The Radiance II U.S. FDA investigational device exemption (IDE) pivotal trial evaluating the Paradise ultrasound renal denervation (uRDN) system as a treatment for hypertension met its primary efficacy endpoint, demonstrating a statistically significant reduction in daytime ambulatory systolic blood pressure between treatment and a sham procedure measured at two months.
ReCor Medical designed its Paradise platform as a device-based, minimally invasive procedure for treating high blood pressure. The procedure usually takes less than an hour, with the Paradise catheter placed in the renal artery.
The positive results could add to the argument that renal denervation overall is making a comeback as a promising medical technology in the cardiovascular space. It’s been more than eight years since Medtronic announced a major clinical trial had failed to meet its efficacy endpoint. Since the Symplicity HTN-3 study’s failure, Medtronic itself has sought trial designs that clear up confounding factors such as differing medication regimens and patient compliance.
Palo Alto, California–based ReCor Medical’s Radiance II trial, a randomized, sham-controlled trial, enrolled 224 patients with mild-to-moderate uncontrolled hypertension. Enrollees were previously treated with up to two medications and randomized while off medications at more than 60 study centers across eight countries.
Ajay Kirtane, professor of medicine at Columbia University, Vagelos College of Physicians and Surgeons / NewYork-Presbyterian Hospital and Michel Azizi, professor of medicine at Université Paris Cité, Hôpital Européen Georges Pompidou, Paris, France, were principal investigators for the study.
In a news release, Kirtane and Azizi said they were “thrilled to observe these positive results” from the Radiance II study and added that they look forward to being able to present and publish full details from the study “in the near future.”
“We at Otsuka are very pleased with the positive outcome of the Radiance II study,” Otsuka Medical Devices Executive Deputy President Kazumichi Kobayashi said in the release. “With three successful clinical trials of the Paradise uRDN system, we believe even more strongly that the Paradise system can become an important treatment option for patients and physicians struggling to control blood pressure.”

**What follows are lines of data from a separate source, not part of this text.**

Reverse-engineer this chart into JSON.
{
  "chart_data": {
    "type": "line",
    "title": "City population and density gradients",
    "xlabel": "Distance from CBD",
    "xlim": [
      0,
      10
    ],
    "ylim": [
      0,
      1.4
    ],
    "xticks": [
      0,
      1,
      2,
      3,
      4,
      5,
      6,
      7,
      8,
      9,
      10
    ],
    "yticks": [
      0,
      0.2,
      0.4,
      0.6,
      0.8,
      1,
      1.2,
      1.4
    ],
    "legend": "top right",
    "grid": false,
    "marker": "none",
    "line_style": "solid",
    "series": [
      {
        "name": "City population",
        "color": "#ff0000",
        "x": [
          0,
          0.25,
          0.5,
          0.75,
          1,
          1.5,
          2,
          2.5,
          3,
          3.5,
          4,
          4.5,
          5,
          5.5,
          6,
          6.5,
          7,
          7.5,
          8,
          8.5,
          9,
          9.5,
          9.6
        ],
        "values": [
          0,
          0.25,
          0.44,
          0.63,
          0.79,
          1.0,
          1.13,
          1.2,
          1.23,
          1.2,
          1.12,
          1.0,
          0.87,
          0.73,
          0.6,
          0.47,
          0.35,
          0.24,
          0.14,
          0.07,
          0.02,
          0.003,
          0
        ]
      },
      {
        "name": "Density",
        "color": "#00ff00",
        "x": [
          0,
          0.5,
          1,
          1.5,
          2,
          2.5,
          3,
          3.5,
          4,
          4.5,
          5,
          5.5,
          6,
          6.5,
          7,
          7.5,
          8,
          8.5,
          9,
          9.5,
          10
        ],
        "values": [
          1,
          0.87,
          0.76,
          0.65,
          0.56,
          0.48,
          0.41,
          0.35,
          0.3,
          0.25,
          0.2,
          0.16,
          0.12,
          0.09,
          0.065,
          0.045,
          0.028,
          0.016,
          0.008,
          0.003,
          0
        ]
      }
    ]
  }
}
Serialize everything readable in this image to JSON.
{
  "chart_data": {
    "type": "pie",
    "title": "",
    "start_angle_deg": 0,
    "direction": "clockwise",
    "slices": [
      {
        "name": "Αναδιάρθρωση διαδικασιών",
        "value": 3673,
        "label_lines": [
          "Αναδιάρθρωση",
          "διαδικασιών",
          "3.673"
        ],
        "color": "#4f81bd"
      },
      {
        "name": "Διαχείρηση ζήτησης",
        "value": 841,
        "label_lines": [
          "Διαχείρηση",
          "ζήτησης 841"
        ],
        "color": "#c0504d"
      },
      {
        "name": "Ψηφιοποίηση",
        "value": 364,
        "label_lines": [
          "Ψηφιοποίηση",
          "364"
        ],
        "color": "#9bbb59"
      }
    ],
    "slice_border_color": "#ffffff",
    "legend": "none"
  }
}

Radiance II represents the third and largest component of ReCor’s Radiance Global Program of randomized and sham-controlled studies for the Paradise uRDN system. The previous two studies, Radiance-HTN Solo and Trio, both met primary effectiveness endpoints.
“ReCor is thrilled that the Radiance II trial met its primary efficacy endpoint. Following the positive Solo and Trio clinical trials, Radiance II adds to the evidence for the Paradise system as a potential future treatment for patients with uncontrolled hypertension,” said ReCor President and CEO Andrew M. Weiss. “We would like to express our gratitude to the principal investigators, steering committee and all investigators for their efforts throughout this important trial.”
Medtronic, meanwhile, is still very much in competition in the space. In May, the medtech giant presented some positive data in May related its Symplicity Spyral RDN system for treating hypertension. ON MED — the company’s major study for the device — continues, with CEO Geoff Martha saying during the medtech giant’s Q4 earnings call in May that completion of the six-month follow-up is expected during the second half of 2022. The plan is to submit for FDA approval if the results are positive.